IP-LCMS analysis demonstrated a robust signal for MUC13 in HPAF-II cells, while minimal or non-significant signals were observed in the controls. Western blot validation further confirmed these results. After normalization, 54 unique proteins were identified as direct interactors of MUC13. Functional enrichment analysis revealed that the MUC13-associated interactome is involved in various oncogenic mechanisms, including central carbon metabolism, PD-1/PD-L1 checkpoint pathways, adherens junctions, cellular senescence, cell cycle regulation, apoptosis, viral carcinogenesis, and diabetic cardiomyopathy. Additionally, 304 proteins were identified in the second layer of interactions, collectively contributing to pancreatic cancer-associated pathways such as pancreatic neuroendocrine tumor signaling and growth factor pathways.
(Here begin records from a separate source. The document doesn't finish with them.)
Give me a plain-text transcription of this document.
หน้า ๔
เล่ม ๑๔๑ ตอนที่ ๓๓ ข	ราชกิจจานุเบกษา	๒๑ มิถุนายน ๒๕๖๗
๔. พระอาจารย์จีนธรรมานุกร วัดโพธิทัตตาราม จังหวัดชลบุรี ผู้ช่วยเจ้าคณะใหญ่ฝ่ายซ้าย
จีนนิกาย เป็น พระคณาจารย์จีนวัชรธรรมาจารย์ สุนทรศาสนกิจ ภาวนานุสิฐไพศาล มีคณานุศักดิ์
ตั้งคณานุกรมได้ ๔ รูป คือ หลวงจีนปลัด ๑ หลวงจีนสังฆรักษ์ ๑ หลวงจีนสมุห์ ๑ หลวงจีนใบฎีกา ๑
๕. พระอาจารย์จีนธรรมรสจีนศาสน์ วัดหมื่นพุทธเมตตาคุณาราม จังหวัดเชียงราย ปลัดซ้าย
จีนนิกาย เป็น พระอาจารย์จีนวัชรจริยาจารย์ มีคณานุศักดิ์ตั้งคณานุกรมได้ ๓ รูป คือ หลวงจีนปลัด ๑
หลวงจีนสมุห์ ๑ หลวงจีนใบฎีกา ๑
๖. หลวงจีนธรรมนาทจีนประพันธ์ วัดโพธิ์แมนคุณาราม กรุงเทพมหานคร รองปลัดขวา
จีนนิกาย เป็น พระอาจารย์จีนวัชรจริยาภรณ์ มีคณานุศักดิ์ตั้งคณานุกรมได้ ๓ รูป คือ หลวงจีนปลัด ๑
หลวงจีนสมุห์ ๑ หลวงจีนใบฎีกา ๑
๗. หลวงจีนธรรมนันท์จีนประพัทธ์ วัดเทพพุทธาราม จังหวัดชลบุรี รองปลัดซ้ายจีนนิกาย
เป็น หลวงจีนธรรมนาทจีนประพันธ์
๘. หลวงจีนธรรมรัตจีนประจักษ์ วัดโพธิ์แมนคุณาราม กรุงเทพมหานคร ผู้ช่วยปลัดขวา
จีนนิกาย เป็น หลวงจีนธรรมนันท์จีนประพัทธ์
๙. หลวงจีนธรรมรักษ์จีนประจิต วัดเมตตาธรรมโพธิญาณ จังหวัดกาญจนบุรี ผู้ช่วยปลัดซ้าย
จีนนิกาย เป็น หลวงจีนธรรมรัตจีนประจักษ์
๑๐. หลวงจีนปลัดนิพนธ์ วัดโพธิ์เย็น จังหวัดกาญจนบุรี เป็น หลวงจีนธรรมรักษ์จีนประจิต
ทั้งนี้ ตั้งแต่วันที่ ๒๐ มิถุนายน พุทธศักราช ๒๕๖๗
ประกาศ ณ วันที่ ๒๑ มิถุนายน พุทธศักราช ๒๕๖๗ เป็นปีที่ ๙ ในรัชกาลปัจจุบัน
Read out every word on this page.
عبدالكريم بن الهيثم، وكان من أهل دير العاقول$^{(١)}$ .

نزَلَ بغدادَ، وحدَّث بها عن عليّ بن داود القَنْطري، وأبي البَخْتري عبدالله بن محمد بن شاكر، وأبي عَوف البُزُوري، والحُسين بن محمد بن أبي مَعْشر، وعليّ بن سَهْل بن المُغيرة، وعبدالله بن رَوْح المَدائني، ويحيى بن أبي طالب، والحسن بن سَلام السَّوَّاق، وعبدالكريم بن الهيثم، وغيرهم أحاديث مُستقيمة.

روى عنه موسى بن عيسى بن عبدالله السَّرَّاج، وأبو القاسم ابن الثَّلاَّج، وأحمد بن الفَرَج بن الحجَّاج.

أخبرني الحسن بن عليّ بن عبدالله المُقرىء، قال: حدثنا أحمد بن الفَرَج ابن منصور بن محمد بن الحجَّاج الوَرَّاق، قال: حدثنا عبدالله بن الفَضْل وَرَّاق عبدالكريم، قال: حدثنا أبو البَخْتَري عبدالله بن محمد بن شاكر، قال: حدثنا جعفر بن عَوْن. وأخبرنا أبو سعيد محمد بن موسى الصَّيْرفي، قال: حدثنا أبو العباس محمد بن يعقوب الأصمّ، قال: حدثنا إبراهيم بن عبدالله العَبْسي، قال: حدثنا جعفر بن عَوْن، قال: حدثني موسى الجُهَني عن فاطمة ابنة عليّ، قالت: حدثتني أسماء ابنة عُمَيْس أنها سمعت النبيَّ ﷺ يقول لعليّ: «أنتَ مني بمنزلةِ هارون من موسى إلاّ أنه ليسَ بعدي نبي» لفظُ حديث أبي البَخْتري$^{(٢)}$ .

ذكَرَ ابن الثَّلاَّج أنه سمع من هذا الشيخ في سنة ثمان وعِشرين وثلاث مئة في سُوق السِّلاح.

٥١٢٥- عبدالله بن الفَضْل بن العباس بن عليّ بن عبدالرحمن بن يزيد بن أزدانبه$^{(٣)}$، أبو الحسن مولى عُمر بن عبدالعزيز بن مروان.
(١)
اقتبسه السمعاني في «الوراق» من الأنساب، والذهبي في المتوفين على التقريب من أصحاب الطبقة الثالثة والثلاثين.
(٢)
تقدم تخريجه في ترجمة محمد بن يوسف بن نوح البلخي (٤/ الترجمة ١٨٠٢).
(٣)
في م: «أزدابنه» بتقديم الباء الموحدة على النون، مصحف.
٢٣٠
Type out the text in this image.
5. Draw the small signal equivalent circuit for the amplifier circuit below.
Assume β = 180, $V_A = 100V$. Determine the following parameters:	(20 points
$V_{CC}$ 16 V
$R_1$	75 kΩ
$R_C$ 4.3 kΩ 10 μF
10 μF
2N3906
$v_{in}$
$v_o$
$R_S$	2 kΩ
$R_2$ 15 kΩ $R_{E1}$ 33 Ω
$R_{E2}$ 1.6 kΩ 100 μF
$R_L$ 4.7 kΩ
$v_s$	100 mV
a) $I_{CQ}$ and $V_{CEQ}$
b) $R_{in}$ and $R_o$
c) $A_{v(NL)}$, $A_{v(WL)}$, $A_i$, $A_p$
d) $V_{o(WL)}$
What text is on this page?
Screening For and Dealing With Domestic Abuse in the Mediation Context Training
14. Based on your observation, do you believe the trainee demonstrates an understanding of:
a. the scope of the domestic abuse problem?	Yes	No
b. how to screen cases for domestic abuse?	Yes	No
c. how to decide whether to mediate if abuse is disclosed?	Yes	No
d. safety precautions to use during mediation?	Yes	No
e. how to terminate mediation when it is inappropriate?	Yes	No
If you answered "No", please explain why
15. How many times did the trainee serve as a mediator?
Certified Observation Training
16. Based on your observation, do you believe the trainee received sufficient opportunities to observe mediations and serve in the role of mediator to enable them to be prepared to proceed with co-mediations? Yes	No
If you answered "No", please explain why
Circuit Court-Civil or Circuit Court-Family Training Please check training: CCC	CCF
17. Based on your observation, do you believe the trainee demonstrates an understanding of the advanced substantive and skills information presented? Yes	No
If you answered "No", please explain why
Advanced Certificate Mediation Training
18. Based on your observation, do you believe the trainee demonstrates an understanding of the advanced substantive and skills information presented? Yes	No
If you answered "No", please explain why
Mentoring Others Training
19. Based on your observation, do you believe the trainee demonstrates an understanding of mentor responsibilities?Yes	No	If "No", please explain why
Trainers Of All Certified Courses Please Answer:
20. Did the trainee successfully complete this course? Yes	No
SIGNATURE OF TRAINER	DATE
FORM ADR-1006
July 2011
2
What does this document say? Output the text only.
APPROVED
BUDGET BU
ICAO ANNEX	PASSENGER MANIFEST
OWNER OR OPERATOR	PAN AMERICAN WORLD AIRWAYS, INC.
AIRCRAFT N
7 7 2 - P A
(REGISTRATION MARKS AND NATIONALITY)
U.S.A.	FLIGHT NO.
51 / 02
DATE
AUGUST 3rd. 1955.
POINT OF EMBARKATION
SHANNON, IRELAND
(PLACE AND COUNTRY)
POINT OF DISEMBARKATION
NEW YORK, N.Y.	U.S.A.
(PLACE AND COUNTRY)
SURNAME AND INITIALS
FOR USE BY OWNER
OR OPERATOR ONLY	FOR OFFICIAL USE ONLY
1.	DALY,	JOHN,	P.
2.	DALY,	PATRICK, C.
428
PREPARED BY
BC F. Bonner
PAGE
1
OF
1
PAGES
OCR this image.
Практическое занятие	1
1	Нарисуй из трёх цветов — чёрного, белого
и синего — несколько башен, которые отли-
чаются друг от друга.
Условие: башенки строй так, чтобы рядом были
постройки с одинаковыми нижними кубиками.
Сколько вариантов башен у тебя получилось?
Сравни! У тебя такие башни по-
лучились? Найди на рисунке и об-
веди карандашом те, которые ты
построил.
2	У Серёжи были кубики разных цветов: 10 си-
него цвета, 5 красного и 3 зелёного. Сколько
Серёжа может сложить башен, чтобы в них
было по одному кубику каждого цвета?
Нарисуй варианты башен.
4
Conclusion: Proteins are key mediators of cellular processes, often functioning within multi-protein complexes. This study utilized an integrated IP-LCMS approach to identify the MUC13 interactome, uncovering a unique set of molecular partners that facilitate MUC13's oncogenic functions in pancreatic cancer cells. By identifying 54 direct interactors and 304 secondary interactors, we provide new insights into the MUC13-mediated pathways driving pancreatic cancer progression. These findings could aid in developing targeted therapies that disrupt specific MUC13-mediated molecular interactions, offering new avenues for treating pancreatic cancer.